Linear SVR equation is \(y = c.W^T X + b\) where:
- \(y\) is the output variable,
- \(X\) is the vector of input variables,
- \(W\) is the vector of coefficients for each variable,
- \(c\) is the constant that multiplies the dot product of \(W\) and \(X\),
- \(b\) is the intercept term.
So for our case, as we have 4 input variables, we will have 5 parameters to estimate: the intercept term and the coefficients for the 4 input variables.
Linear SVR has many hyperparameters:
- \(c\): Controls the trade-off between achieving a low training error and a low testing error. A smaller value of C leads to a wider margin but more classification errors on the training set.

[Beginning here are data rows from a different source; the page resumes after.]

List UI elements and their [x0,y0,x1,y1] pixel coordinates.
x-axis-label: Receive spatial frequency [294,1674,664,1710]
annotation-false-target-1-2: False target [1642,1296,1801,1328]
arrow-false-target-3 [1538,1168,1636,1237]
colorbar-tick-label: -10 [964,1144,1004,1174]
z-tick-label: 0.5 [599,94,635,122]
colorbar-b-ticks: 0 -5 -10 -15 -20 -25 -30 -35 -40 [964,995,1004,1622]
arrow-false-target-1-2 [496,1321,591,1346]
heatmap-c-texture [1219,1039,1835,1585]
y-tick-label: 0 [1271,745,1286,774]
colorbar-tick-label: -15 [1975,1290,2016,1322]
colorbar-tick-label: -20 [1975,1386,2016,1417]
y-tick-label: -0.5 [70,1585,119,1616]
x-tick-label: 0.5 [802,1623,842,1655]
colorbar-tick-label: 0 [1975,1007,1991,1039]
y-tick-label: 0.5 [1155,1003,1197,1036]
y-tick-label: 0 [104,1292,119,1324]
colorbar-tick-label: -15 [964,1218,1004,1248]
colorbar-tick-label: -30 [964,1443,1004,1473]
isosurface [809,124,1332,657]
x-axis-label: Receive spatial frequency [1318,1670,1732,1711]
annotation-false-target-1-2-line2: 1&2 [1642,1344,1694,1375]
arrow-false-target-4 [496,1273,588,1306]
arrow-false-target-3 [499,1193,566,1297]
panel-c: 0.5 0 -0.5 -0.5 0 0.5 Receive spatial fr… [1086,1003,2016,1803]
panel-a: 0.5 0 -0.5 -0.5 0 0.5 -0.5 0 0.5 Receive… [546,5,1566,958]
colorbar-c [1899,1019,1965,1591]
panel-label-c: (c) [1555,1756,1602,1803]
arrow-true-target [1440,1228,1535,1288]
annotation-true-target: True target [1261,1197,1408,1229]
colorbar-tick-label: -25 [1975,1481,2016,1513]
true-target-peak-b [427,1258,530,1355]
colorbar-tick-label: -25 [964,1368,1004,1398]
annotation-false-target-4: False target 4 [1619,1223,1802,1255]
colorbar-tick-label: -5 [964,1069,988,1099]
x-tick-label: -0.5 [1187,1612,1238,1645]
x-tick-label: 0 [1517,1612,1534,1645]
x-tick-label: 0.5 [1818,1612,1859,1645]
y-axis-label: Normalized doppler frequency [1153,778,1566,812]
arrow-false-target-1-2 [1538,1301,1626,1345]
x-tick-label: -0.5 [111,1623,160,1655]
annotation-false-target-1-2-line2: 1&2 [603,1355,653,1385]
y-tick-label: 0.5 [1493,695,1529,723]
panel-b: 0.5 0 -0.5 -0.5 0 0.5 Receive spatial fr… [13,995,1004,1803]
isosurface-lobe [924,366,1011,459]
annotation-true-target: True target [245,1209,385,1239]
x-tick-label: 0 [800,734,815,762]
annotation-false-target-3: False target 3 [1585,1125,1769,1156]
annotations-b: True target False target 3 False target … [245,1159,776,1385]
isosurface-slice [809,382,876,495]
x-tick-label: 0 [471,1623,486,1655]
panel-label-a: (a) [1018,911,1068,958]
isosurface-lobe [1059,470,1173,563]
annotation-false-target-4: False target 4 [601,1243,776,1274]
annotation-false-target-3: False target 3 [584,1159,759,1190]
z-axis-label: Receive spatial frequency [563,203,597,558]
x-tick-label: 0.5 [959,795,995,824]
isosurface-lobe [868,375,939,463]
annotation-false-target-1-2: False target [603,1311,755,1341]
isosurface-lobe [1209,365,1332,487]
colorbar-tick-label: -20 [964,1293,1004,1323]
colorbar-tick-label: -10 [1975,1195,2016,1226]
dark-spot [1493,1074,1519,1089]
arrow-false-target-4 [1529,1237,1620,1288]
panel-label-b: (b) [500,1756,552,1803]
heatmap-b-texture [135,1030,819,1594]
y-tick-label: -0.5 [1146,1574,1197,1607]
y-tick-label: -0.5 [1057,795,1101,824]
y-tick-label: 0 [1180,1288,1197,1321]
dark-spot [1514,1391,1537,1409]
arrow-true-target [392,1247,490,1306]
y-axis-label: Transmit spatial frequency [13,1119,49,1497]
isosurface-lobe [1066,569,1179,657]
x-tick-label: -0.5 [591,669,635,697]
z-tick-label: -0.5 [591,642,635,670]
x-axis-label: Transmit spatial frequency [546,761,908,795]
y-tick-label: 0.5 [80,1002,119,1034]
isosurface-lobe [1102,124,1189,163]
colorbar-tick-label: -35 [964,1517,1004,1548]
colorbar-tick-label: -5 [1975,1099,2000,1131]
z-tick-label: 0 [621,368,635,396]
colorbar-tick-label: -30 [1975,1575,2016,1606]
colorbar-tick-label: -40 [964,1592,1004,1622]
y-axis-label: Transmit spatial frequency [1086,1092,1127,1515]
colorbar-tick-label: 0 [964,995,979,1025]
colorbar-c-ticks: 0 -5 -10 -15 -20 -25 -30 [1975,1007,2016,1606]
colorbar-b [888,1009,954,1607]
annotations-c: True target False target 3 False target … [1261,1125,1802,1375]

- The loss function: It is the loss function to be used. It can be one of “epsilon_insensitive” or “squared_epsilon_insensitive”.
- \(\epsilon\): Epsilon in the epsilon-insensitive loss functions. For epsilon=0, this is equivalent to an ordinary Support Vector Regression.
- \(tol\): Tolerance for stopping criterion.
So, the total number of parameters in Linear SVR includes both the coefficients for each independent variable and the hyperparameters. In our case, we will have 5 parameters to estimate and 3 or 4 hyperparameters to tune.
3. Best Algorithm at first sight
All of the models do not have a huge number of parameters. As our feature are highly correlated (meaning that a strong linear relationship exits between the input and the output), I think that the Linear Regression algorithm will be the best one as it is the simplest one. However, Elastic Net and Linear SVR can be good alternatives as they can be more robust to outliers (linear regression can easily lead to overfitting). They also are not that complicated to understand and tune. It would be interesting to compare the results of the 3 algorithms.